Malaria Flashcards
What are the 4 major species of malaria?
Plasmodium falciparum, P. vivax, P. ovale, P. malariae
What is the vector of malaria?
Female Anophales mosquito
Describe the life cycle of malaria
- Sporozoites transmitted from anophales mosquito during blood meal
- Sporozoites invade hepatocytes and multiply into merozoites
- Merozoites invade erythrocytes and mature into trophozoite (ring form)
- Trophozoite divide into multi-nucleated shizont
- Shizont bursts releasing new merozoites, can either go through asexual cycle again or can differentiate into male and female gametocytes
- Gametocytes are taken up by mosquito and progress through stages to become sporozoites in the proboscis
Which stages of the life cycle cause disease?
Asexual blood stages (destruction of erythrocytes)
What makes P. falciprum more severe?
Var genes encode protein expressed on infected erythrocytes surface that causes endothelial adhesion and microvascular obstruction in brain and other organs (cerebral malaria)
What species of malaria cause uncomplicated malarial disease?
Any four species
What species of malaria cause the most severe malarial disease?
Plasmodium falciparum
What is the clinical presentation of uncomplicated malaria?
- Periodic fever paroxysms every 48 hours
- Headache, myalgia, backache, cough, diarrhea, abdominal pain
- Anemia, hepatomegaly, jaundice
What are lab signs of uncomplicated malaria?
Anemia, thrombocytopenia, normal to low white blood cell count
What is the clinical presentation of severe malaria due to P. falciprum?
Cerebral malaria (altered consciousness, seizures common, rapid onset) Severe anemia (hemoglobin <5 gm/dL)
What is the clinical presentation of severe malaria due to P. vivax?
Splenic rupture, chronic anemia
Mostly SE Asia, West Pacific, and South America (African lack Duffy antigen to allow P. vivax invasion)
Ability to relapse, no sequestration
What is the clinical presentation of severe malaria due to P. malariae?
Nephrotic syndrome in African children
Which species of malaria remain dormant in the liver and can reactivate?

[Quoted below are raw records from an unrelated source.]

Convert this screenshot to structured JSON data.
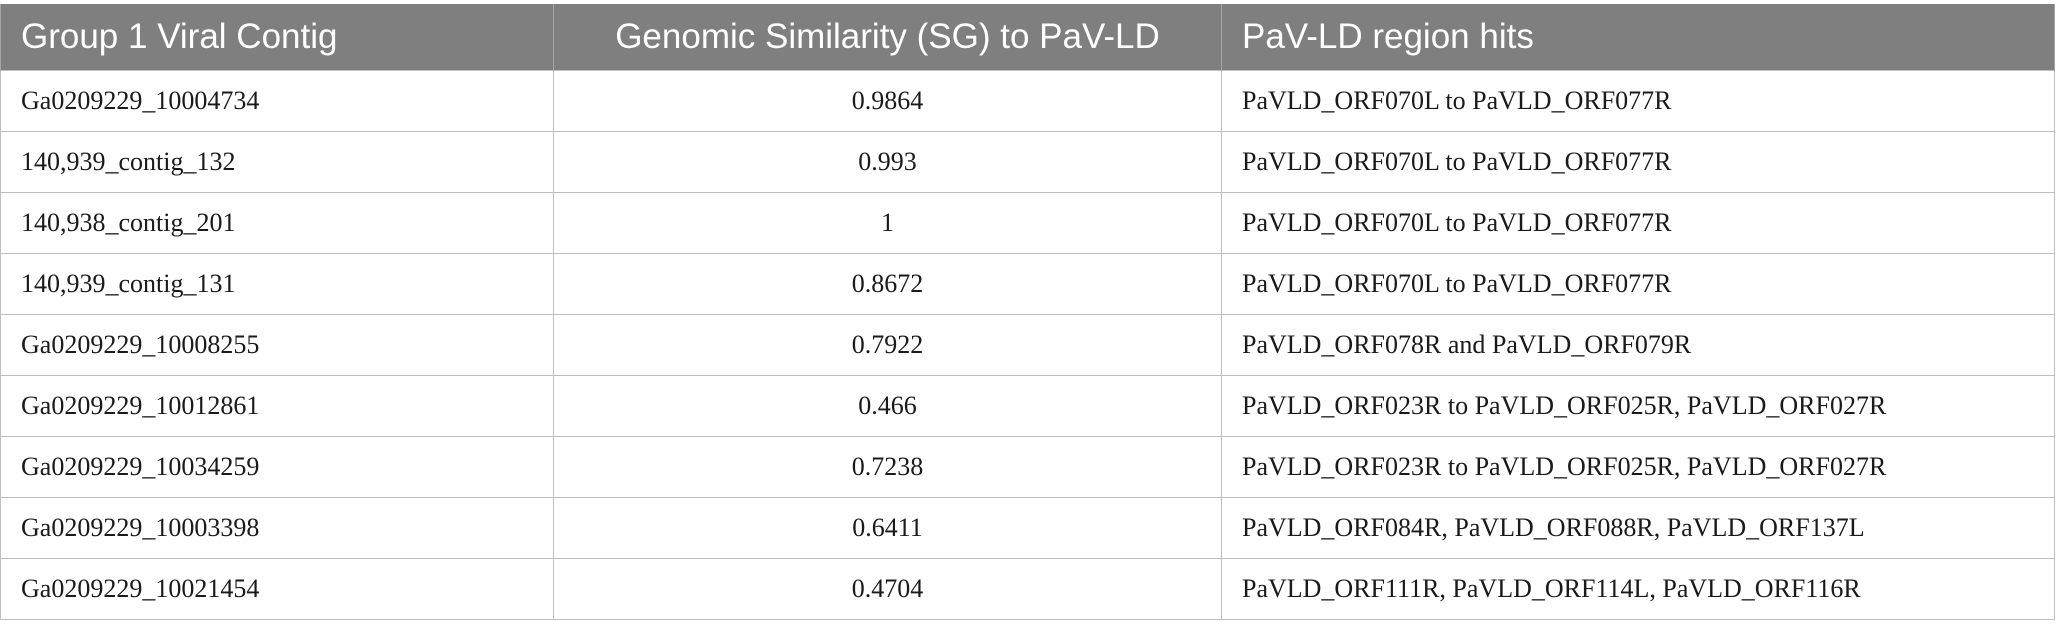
{
  "table": {
    "headers": [
      "Group 1 Viral Contig",
      "Genomic Similarity (SG) to PaV-LD",
      "PaV-LD region hits"
    ],
    "rows": [
      [
        "Ga0209229_10004734",
        "0.9864",
        "PaVLD_ORF070L to PaVLD_ORF077R"
      ],
      [
        "140,939_contig_132",
        "0.993",
        "PaVLD_ORF070L to PaVLD_ORF077R"
      ],
      [
        "140,938_contig_201",
        "1",
        "PaVLD_ORF070L to PaVLD_ORF077R"
      ],
      [
        "140,939_contig_131",
        "0.8672",
        "PaVLD_ORF070L to PaVLD_ORF077R"
      ],
      [
        "Ga0209229_10008255",
        "0.7922",
        "PaVLD_ORF078R and PaVLD_ORF079R"
      ],
      [
        "Ga0209229_10012861",
        "0.466",
        "PaVLD_ORF023R to PaVLD_ORF025R, PaVLD_ORF027R"
      ],
      [
        "Ga0209229_10034259",
        "0.7238",
        "PaVLD_ORF023R to PaVLD_ORF025R, PaVLD_ORF027R"
      ],
      [
        "Ga0209229_10003398",
        "0.6411",
        "PaVLD_ORF084R, PaVLD_ORF088R, PaVLD_ORF137L"
      ],
      [
        "Ga0209229_10021454",
        "0.4704",
        "PaVLD_ORF111R, PaVLD_ORF114L, PaVLD_ORF116R"
      ]
    ]
  }
}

P. vivax and P. ovale (OVer and OVer)
How is the diagnosis of malaria made?
- Giemsa stained blood smear
- Rapid antigen test
What is the function of thin smear v. thick smear?
Thick smear - detects malaria
Thin smear - determines species based on morphology
What are downsides to the rapid antigen tests?
- Sensitivity decreases with low parasitemia and non-falciparum infection
- Can’t differentiate P. falciparum from mixed infections
- May remain positive after treatment
What are major clinical clues to suspect malaria?
Any fever in potentially exposed person (travel to malaria endemic country recently)
- Incubation usually 1-4 weeks
Signs of severe malaria
Mental status altered Acidotic breathing Renal, hepatic, cardiac dysfunction, shock Anemia Hypoglycemia
Treatment for uncomplicated P. falciparum malaria
Artemether-lumefantrine
Atovaquone-proguanil (Malarone)
Mefloquine
Chloroquine
Treatment for P. vivax, ovale and malariae
Primaquine (make sure G6PD activity is good) to treat hypnozoites in liver
Chloroquine for shizonts in blood
Treatment for severe malaria
IV quinine or quinidine Supportive care - Treat hypoglycemia - Monitor anemia and cardiac-respiratory status - Antipyretics - Anticonvulsants if needed
Is malarial anemia due to iron deficiency?
NO, do not give iron!
Due to peripheral hemolysis, bone marrow suppression, inflammation.